Localization of the SLNs started with probing the unopened groins of the pigs using the magnetometer probe, relying on the probe’s audible feedback. Local signals became stronger when the probe was pressed into the tissue. Once a potential hotspot was identified, a fhMPI scan was acquired (~ 3 min). The ability to visualize a clear hotspot in augmented reality using fhMPI helped boost the surgical confidence with regard to the nodal location (Fig. 5c). Virtual reality navigation based on this fhMPI scan allowed for an estimation of the SLN depths prior to incision, as well as guidance during the incision (Fig. 5d). All the SLNs localized using magnetic tracing were located too deep below the skin surface to allow for direct identification using fluorescence imaging. This changed once the node locations were exposed, which allowed for confirmation with fluorescence imaging (Fig. 5e). Ex vivo examinations revealed that all resected nodes were magnetic and fluorescent. They also all had a (slightly) brownish colouration, which is typical for SPION uptake in the lymph nodes [29]. Histopathologic examination of the specimens additionally confirmed the presence of SPIONs within the lymphatic tissue (Fig. 5i).

Discussion

In this study, we’ve successfully built and evaluated a novel imaging and navigation modality (i.e. fhMPI) for the intraoperative detection of SPION tracers. This could expand the guidance possibilities during magnetic SLN procedures for various oncological indications (e.g. penile, breast, melanoma, head-and-neck, prostate and vulva cancer). By creating the possibility of hybrid imaging, fhMPI and the related navigation options, intraoperative magnetic imaging is now moving towards the technical advances previously made in radioguided SLN resections.

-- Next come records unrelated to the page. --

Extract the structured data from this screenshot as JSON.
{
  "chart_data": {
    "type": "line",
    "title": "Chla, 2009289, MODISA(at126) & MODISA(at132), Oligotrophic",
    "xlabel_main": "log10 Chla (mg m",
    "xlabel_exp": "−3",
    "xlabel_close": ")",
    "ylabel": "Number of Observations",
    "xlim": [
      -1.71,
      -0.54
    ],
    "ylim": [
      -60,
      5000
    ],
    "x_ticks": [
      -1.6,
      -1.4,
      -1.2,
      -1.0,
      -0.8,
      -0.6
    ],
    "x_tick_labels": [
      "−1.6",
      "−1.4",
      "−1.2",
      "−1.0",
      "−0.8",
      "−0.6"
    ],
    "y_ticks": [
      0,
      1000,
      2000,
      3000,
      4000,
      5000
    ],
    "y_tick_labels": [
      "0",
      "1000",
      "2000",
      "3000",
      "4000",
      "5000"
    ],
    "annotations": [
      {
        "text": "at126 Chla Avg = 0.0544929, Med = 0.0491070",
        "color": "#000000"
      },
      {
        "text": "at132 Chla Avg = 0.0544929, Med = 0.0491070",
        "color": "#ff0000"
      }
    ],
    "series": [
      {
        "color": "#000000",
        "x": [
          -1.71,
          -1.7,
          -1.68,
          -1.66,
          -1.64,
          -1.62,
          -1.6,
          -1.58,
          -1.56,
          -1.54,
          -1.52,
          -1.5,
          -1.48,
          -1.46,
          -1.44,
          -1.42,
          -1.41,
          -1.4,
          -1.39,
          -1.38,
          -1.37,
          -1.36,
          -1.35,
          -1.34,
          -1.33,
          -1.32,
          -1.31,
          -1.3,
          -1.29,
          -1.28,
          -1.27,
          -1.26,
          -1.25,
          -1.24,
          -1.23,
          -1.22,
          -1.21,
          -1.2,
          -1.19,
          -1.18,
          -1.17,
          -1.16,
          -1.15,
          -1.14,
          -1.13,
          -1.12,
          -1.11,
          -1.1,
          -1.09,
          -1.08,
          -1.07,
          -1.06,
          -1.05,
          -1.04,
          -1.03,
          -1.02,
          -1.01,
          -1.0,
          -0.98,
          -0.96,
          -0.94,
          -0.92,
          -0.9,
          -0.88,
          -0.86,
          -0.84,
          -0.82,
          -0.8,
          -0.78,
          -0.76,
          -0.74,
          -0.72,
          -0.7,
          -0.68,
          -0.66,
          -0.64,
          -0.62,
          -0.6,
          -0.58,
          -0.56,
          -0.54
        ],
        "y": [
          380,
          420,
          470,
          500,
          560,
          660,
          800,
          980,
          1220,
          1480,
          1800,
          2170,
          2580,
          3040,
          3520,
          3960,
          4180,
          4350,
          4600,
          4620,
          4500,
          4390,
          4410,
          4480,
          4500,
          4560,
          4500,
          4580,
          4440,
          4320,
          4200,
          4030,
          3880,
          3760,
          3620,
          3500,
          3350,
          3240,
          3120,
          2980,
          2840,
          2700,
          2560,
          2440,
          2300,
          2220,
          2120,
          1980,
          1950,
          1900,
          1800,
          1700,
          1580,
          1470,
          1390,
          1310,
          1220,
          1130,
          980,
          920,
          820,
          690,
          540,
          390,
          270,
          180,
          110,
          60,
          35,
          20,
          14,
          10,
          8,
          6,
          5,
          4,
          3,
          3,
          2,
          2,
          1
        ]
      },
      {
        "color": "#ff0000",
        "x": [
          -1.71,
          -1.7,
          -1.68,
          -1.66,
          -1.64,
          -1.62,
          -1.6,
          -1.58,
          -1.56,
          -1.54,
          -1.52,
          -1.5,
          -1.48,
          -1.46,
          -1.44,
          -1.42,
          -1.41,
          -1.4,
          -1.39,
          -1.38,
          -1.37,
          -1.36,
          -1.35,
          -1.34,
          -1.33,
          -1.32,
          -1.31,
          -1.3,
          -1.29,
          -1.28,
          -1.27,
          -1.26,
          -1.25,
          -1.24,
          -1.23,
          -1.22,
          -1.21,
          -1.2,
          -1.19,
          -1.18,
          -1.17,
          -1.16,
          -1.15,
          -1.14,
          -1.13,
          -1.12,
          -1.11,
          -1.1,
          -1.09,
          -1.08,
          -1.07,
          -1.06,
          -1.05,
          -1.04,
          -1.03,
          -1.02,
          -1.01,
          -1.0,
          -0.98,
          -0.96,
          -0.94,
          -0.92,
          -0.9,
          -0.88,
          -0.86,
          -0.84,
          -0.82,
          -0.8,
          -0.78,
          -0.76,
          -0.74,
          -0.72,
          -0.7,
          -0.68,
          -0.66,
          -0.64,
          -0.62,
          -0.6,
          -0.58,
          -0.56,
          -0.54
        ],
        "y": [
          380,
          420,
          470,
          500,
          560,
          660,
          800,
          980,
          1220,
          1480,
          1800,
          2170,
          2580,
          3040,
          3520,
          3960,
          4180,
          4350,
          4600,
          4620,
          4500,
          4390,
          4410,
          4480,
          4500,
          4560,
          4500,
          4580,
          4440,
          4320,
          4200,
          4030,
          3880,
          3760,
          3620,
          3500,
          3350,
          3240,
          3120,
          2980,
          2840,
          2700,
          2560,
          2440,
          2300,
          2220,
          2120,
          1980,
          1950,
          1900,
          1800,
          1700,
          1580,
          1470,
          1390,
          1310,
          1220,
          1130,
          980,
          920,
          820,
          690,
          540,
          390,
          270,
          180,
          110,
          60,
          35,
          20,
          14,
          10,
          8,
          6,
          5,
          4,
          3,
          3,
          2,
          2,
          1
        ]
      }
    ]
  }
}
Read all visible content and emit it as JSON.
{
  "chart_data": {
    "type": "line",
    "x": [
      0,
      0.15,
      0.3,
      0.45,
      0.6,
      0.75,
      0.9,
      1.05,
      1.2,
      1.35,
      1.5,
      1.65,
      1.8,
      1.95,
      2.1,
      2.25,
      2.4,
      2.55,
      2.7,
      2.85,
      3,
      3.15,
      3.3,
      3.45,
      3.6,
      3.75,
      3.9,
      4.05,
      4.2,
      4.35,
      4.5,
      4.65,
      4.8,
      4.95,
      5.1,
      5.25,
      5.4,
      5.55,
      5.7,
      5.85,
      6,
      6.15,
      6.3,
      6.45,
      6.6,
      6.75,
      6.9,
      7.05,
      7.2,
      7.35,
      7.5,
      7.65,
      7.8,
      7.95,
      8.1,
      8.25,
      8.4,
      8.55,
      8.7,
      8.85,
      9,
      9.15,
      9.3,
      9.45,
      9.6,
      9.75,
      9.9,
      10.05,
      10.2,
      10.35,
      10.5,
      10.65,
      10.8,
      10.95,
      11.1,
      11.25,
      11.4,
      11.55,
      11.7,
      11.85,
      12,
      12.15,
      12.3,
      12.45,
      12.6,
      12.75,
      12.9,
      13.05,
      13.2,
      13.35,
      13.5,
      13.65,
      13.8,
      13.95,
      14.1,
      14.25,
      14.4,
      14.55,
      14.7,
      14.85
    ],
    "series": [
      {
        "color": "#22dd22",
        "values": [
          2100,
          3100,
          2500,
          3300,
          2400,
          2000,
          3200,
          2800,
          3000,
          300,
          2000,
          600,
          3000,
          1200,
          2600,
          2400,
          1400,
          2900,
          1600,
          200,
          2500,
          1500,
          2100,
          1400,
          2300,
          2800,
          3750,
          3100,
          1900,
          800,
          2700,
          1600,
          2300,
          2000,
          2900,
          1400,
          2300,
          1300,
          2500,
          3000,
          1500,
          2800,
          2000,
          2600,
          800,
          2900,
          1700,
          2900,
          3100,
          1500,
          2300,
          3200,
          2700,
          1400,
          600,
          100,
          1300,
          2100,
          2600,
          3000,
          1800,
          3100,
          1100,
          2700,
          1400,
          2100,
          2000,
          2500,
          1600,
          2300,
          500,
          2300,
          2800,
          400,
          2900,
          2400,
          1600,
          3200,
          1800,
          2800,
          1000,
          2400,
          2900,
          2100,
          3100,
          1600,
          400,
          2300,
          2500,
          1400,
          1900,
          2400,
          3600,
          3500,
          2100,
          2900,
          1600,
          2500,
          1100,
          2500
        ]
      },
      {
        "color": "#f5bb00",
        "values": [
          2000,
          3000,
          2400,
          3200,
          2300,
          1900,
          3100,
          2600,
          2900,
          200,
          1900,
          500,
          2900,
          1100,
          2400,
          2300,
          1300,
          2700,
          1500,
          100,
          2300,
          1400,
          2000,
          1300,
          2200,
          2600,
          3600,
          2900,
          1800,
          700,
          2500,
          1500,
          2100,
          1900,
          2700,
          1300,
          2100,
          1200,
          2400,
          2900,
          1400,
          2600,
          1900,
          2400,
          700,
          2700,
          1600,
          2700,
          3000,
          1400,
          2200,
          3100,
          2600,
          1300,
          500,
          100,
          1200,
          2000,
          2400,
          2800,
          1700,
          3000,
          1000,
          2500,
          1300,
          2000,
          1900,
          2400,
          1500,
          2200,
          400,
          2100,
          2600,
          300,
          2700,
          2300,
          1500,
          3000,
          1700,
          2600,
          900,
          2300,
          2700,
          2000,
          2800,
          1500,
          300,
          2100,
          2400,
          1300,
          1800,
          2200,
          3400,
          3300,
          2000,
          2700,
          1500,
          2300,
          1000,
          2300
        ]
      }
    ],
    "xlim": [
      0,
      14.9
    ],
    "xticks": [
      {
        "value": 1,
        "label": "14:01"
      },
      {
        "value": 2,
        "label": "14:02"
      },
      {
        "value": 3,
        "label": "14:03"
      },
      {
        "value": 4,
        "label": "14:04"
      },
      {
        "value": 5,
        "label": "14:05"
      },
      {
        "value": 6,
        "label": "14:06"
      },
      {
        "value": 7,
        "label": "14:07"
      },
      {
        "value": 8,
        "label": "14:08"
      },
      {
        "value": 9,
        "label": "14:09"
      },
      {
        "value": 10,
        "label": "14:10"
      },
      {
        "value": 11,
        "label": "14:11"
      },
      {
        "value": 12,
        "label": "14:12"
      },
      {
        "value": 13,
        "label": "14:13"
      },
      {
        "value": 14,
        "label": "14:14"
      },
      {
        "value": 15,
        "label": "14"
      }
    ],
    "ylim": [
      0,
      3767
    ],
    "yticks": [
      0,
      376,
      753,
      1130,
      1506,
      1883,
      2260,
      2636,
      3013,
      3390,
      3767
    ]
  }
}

With the introduction of fhMPI, the family of freehand molecular imaging has been expanded with a fourth modality. As previously reported for fhSPECT [9, 24], freehand beta particle imaging (fhBeta) [30,31,32] and freehand fluorescence (fhFluo) [14], there are some interesting characteristics that place fhMPI in the context of the other freehand methods. First, image resolving power is highest with fhFluo with respect to fhSPECT and fhMPI (1 mm, 6 mm and 7 mm, respectively) [14]. The image resolving power for fhBeta is not reported, but expected to be around 1 mm [8]. Second, depth penetration of fhMPI and fhSPECT is higher than with fhFluo (1.5 cm, > 1.5 cm and 0.5 cm, respectively) [14]. The depth penetration of fhBeta is not reported, but expected to be only a few mm’s [8]. Based on these parameters, fhMPI makes an interesting clinical addition to the available options.

All SLNs found in the in vivo porcine models were both magnetic and fluorescent. Hence, this feature opens up the possibility to see if a hybrid concept involving MRI, magnetic tracing and fluorescence imaging could provide an alternative to those using fluorescence imaging and radioguided surgery [15].

Limiting in this study was the lack of porcine preoperative imaging, making it possible that not all stained SLNs were localized during surgery. When the concept is evaluated in clinical routine, however, preoperative SLN mapping can be realized using MRI, providing a roadmap for surgery, something that has proven critical in the radioactive SLN approach [13].

Conclusions

Freehand magnetic particle imaging is feasible in vivo, providing a 3D imaging and navigation modality for magnetic nanoparticles in the operating room. In addition, our findings show that the additional use of ICG provides the ability to refine the procedure via integrated fluorescence imaging. Further clinical evaluation should confirm this also provides added benefit in human patients.